According to the National Osteoporosis Foundation (NOF), people with Rheumatoid Arthritis are at increased risk for both osteoporosis and fractures because of high levels of inflammation that interfere with calcium absorption. They say, people who take medications called disease-modifying antirheumatic drugs (DMARDs), such as methotrexate or sulfasalazine, may also be at increased risk for osteoporosis. Osteoporosis is a disease which makes the bones fragile and thin. For this reason, it is important to get enough Vitamin D and to exercise regularly if you have RA.
Emotional effect like depression
Rheumatoid arthritis can cause emotional effects like depression. RA affects up to 1% of the world’s population, and women are three times more likely than men to develop rheumatoid arthritis. Rheumatism, closely related but less severe, occurs in about 10-15% of people with RA. Rheumatism causes milder symptoms than Rheumatoid Arthritis.
Facts You Need For Managing Your Rheumatoid Arthritis
Sometimes, your Rheumatoid Arthritis symptoms get worse and other times they get better. Your doctor will work with you to help reduce your symptoms. They will give you medicine. But always remember that you have the power to help yourself every day. Here are some ways to do it:
When you have joint pain, sometimes you don’t want to move. But if you are active, then it will help your symptoms. Exercise is usually what people with rheumatoid arthritis do. It helps the pain go away and prevents future problems.
- Performing yoga
- Eat fruit and vegetables to complete your micro nutrients
- Aerobic exercise
Take care of your well being
Taking care of yourself and monitoring the disease is an important aspect of RA therapy. Take your medicine as per the prescription and recommendation by the doctor. Don’t skip a dose. Any undesirable effects should be reported to your doctor. If you have any queries, consult with them or your pharmacist.
If you do not already have a doctor on your list that is a rheumatologist, ask for one. This kind of doctor helps people with arthritis. They will examine your treatment plan to ensure that nothing has been missed. According to researchers, people with RA who see a rheumatologist at least once a year do better in studies.
Visit a Physical or Occupational Therapist for an examination.
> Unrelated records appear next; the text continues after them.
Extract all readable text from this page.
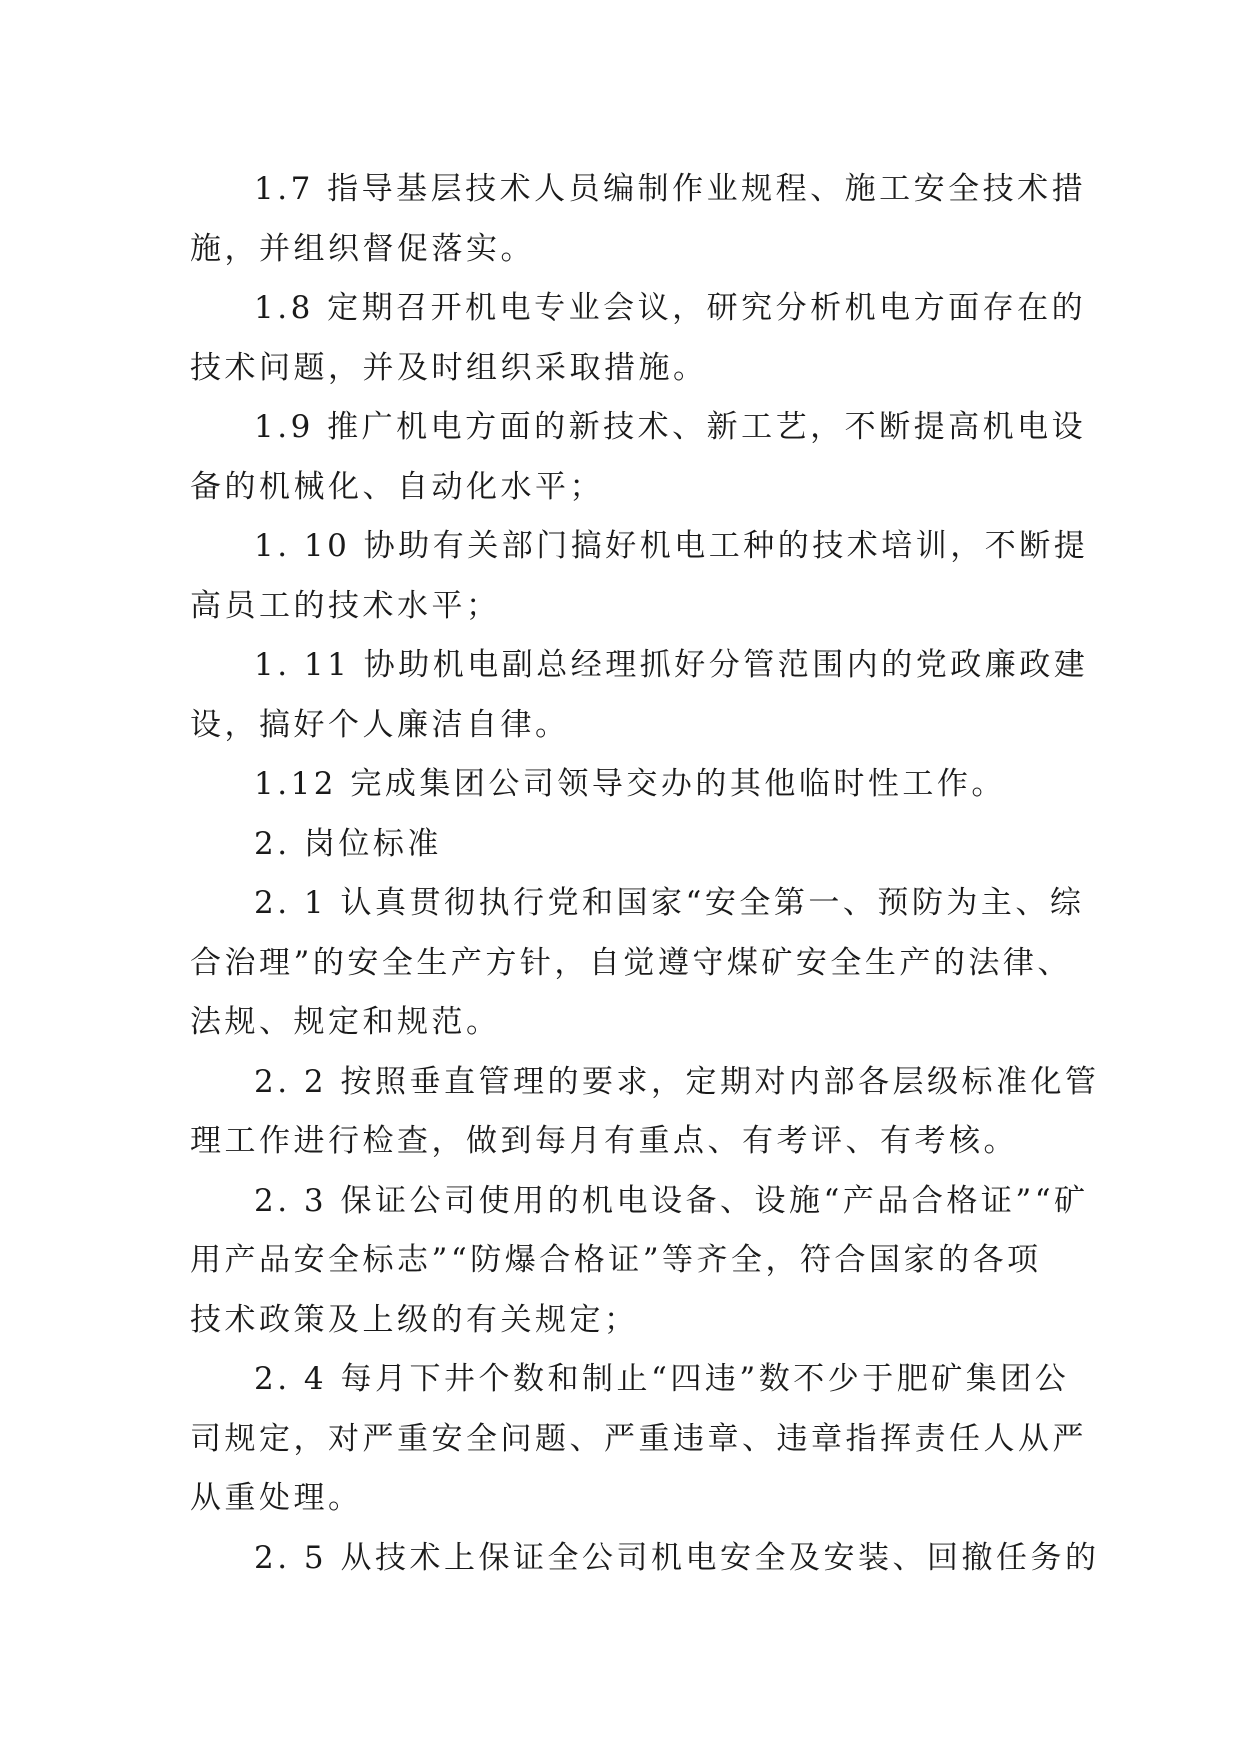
1.7 指导基层技术人员编制作业规程、施工安全技术措
施，并组织督促落实。
1.8 定期召开机电专业会议，研究分析机电方面存在的
技术问题，并及时组织采取措施。
1.9 推广机电方面的新技术、新工艺，不断提高机电设
备的机械化、自动化水平；
1. 10 协助有关部门搞好机电工种的技术培训，不断提
高员工的技术水平；
1. 11 协助机电副总经理抓好分管范围内的党政廉政建
设，搞好个人廉洁自律。
1.12 完成集团公司领导交办的其他临时性工作。
2. 岗位标准
2. 1 认真贯彻执行党和国家“安全第一、预防为主、综
合治理”的安全生产方针，自觉遵守煤矿安全生产的法律、
法规、规定和规范。
2. 2 按照垂直管理的要求，定期对内部各层级标准化管
理工作进行检查，做到每月有重点、有考评、有考核。
2. 3 保证公司使用的机电设备、设施“产品合格证”“矿
用产品安全标志”“防爆合格证”等齐全，符合国家的各项
技术政策及上级的有关规定；
2. 4 每月下井个数和制止“四违”数不少于肥矿集团公
司规定，对严重安全问题、严重违章、违章指挥责任人从严
从重处理。
2. 5 从技术上保证全公司机电安全及安装、回撤任务的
Therapists can show you how to move your body in the safest ways for common activities like lifting a box to help safeguard your joints. They can teach you exercises to do at home. This will help you get stronger without hurting yourself and triggering a flare. An occupational therapist helps you learn how to perform particular activities at home or at work. A physical therapist aids in your mobility. It is best to see a doctor who has experience working with people who have arthritis.
If you or someone you know is suffering from Rheumatoid Arthritis, it’s important to understand the symptoms and find a treatment that works for them. While there may not be a cure, we’re here to help! You can get started by reading our blog post about what RA is and how people often respond differently to treatments. We also recommend talking with your doctor if these symptoms sound like they might apply to you. And don’t forget – while this disorder has no known cure, there are lots of ways we can all live well despite having arthritis. Let us know in the comments section below which types of symptoms you face so we can start thinking together about how best to manage those challenges.
Disclaimer: Please note that this is only to be used for educational purposes and not to be treated as a medical prescription. Consult your doctor in case you experience any of the above-mentioned symptoms of Rheumatoid Arthritis.